« Learning About Loans
There are still a lot of people who don’t know how they can get loans or how it could serve them. Many first time borrowers or those who have acquired various loans have either experienced financial relief or financial burden from loans.
The two forms of loans vary in policy, payments and fees, and security. Loans that insist on collateral are branded as secured loans while loans that don’t are identified as unsecured loans.
Secured loans are granted to borrowers only if they guarantee an asset like their home. This is a type of assurance where lenders are secured because the borrower’s property will substitute any sum that is lost if the borrower fails to pay off the entire loan. Regardless of the borrower’s property is secured, any type of funding that is needed can be easily covered since secured loans present a much higher amount of money and interest rates are much lower.
Apart from real property, other forms of secured loans need other type of property as its collateral. In a mortgage, the house is technically both owned by you and your lender. The same principle applies to secured car loans only this time the guarantee is the car.
Both lender and borrower are also protected with secured loans particularly mortgage loans. While the collateral is the house, borrowers hold what is known as a warranty deed. Homeowners paying their mortgage are protected by this warranty from having their homes repossessed while they are still paying the mortgage. Meaning lenders who hold the trust deed will not be able to touch it unless the borrower fails to pay the remaining balance on the mortgage. A trust deed’s purpose for lenders is to give them the right to repossess the property from a borrower who defaults.

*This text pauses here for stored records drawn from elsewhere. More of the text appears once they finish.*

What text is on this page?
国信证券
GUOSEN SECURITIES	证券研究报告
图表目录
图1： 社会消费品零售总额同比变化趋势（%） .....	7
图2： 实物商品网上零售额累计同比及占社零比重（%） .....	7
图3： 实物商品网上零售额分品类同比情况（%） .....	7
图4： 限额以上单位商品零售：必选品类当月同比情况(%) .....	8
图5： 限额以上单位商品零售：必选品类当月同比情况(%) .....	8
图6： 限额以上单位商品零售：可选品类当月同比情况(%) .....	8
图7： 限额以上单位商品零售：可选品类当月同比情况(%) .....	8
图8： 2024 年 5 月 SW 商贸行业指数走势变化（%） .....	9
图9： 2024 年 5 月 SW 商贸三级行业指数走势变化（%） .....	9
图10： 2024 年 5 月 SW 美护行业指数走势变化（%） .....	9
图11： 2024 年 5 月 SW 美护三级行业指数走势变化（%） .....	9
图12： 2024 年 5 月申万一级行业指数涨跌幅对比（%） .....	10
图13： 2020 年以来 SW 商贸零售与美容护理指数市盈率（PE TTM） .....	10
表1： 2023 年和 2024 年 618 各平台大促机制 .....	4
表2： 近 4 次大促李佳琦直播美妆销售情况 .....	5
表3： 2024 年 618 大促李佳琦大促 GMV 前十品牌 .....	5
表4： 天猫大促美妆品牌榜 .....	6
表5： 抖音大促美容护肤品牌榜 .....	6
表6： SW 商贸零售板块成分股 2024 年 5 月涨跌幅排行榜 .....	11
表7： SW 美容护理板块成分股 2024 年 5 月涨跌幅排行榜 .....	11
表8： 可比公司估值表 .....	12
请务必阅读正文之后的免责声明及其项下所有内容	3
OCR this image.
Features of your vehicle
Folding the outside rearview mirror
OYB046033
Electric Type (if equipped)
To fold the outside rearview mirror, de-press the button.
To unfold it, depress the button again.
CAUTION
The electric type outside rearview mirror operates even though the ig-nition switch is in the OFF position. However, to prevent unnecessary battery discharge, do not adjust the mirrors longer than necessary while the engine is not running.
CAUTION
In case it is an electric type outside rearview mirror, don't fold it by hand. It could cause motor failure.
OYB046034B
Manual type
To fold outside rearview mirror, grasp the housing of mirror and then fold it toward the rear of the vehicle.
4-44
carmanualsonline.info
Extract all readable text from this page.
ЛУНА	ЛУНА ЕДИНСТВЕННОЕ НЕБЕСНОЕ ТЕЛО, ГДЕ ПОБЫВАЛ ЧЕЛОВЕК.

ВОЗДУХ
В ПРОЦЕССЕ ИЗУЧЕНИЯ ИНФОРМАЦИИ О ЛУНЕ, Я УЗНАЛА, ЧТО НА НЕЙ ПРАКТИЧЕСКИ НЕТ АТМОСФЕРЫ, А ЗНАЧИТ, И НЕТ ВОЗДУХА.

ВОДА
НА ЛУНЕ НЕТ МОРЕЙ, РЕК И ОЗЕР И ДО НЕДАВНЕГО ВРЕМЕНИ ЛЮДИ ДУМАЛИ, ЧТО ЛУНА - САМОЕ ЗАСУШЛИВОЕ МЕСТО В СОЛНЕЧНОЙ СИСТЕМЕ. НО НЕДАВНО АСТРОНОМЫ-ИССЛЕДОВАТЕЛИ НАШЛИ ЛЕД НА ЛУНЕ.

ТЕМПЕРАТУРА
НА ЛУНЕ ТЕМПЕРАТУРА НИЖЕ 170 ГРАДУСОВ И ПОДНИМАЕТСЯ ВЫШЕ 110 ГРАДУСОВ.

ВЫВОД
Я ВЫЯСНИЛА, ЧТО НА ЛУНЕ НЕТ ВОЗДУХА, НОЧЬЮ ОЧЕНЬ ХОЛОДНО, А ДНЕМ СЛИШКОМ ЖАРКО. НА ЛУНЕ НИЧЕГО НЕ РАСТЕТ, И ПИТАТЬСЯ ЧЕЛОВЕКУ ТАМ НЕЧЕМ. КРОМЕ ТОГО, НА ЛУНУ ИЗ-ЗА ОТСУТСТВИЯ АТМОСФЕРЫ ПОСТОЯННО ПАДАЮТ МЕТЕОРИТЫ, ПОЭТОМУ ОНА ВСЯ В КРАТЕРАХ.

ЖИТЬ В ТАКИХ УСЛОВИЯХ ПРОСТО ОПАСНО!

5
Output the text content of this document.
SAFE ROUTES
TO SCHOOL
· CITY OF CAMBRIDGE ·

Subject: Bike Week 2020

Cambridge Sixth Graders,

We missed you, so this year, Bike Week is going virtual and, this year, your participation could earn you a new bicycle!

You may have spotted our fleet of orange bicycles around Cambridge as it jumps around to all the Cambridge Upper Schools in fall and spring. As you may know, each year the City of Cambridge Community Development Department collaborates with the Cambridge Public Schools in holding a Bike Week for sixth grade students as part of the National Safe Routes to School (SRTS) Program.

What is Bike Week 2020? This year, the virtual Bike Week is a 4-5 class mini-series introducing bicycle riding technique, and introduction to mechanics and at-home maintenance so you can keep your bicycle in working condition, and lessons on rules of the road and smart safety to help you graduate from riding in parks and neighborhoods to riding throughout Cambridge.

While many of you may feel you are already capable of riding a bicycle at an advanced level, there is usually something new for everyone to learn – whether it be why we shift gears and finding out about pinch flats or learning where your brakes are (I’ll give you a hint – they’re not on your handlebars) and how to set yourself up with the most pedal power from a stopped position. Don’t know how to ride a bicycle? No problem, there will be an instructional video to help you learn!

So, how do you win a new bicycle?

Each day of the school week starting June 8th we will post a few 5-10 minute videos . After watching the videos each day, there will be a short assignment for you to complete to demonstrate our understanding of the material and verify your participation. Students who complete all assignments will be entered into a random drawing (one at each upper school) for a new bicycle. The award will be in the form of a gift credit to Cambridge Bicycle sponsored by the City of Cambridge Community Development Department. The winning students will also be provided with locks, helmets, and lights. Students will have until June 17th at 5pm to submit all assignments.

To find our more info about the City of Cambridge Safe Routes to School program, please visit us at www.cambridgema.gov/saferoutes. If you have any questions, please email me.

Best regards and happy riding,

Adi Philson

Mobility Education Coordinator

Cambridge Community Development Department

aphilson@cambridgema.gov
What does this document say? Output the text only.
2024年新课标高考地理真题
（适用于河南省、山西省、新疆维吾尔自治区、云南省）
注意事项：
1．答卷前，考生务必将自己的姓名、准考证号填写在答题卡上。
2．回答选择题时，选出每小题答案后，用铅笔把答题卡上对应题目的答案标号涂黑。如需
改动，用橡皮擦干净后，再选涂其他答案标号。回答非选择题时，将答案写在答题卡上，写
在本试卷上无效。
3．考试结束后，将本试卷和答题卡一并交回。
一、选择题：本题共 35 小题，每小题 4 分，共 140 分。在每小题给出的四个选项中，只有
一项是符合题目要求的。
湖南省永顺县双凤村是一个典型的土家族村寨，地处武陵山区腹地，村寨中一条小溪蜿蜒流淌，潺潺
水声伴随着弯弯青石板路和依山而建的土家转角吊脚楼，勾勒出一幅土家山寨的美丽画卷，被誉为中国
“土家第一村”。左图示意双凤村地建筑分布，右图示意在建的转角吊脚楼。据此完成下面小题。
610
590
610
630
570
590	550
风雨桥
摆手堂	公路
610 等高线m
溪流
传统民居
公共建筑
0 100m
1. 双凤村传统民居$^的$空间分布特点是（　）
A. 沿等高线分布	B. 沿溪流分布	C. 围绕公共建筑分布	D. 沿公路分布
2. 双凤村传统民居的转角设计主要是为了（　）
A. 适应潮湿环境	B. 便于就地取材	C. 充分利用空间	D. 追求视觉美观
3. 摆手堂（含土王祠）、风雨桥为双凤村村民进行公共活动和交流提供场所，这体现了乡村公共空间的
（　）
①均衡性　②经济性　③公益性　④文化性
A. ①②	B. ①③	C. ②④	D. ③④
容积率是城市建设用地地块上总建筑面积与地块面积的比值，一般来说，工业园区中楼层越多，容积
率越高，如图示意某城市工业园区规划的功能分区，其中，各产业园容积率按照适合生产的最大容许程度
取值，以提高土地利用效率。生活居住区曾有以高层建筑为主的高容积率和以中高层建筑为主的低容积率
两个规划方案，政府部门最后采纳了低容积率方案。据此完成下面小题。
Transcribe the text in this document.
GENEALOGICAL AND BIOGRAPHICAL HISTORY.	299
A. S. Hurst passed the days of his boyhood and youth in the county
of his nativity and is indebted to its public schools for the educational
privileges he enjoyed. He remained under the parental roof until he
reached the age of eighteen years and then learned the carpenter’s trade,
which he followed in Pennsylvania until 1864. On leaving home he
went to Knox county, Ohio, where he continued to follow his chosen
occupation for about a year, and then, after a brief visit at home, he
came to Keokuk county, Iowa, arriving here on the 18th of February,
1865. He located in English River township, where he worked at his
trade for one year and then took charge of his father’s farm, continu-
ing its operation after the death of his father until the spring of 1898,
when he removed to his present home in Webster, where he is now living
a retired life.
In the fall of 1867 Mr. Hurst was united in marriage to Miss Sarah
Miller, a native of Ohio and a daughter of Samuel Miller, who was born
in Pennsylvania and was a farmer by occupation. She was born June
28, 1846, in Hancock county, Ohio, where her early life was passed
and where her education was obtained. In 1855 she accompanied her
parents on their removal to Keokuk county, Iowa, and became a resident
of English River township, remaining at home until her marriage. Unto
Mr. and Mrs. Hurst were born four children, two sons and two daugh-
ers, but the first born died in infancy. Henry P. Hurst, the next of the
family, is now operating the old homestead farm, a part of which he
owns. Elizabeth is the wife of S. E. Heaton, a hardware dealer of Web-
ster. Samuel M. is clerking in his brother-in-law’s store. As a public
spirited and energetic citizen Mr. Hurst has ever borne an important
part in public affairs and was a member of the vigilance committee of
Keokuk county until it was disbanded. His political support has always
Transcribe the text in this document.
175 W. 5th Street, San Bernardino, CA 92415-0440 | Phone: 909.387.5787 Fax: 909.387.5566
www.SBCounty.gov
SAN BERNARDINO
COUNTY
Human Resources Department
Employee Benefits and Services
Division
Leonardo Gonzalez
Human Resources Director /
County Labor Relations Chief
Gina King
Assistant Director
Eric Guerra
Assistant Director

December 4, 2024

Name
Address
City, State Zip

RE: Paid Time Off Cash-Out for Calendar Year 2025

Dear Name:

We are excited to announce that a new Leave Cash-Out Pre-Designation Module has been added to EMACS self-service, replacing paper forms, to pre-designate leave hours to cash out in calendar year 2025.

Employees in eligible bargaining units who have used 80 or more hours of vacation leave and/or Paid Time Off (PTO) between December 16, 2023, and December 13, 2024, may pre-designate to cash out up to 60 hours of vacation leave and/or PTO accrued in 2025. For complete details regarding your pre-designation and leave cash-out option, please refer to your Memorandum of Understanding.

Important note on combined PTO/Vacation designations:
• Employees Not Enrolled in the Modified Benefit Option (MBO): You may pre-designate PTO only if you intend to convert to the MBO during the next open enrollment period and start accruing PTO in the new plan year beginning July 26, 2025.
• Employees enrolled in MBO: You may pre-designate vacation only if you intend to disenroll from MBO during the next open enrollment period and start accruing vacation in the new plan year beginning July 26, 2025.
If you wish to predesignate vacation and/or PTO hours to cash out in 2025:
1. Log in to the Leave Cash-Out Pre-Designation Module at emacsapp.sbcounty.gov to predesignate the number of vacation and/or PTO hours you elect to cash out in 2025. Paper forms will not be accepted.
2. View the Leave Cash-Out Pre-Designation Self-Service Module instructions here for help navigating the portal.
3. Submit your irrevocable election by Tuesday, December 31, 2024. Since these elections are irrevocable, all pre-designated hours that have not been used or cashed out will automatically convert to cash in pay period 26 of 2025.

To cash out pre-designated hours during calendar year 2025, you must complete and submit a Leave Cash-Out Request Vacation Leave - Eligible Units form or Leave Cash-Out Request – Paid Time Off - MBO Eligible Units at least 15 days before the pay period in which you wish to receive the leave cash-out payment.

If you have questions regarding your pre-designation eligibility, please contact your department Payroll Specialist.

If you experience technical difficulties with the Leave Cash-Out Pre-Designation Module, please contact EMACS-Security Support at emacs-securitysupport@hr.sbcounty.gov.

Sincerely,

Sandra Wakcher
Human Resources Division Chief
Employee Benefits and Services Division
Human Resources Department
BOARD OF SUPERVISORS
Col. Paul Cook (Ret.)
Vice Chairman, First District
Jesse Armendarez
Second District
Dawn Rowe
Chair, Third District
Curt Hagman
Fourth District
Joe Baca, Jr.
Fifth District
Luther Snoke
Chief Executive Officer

Unsecured loans can be granted to borrowers without them pledging any of their assets but the amount customers can make use of is very limited compared to the sum offered by secured loans. There are also other types of loans that are sub-categorized. These are personal or consumer loans and business or commercial loans.
Borrowers of unsecured loans have a lesser concern in terms of property repossessions because they don’t have to guarantee anything at all. However, since lenders have no form of security against borrowers, they get back by adding additional charges and a higher interest rate. Granting of credit cards, personal loans, etc. have become harder nowadays and the basis of granting or declining unsecured loan requests is by looking at the borrower’s credit rating. Occasionally lenders also ask for some form of security on the borrower’s property especially if the unsecured loan comes in the form of a business loan. These securities come in the form of a second lien on the borrower’s home, co-signer, or surety.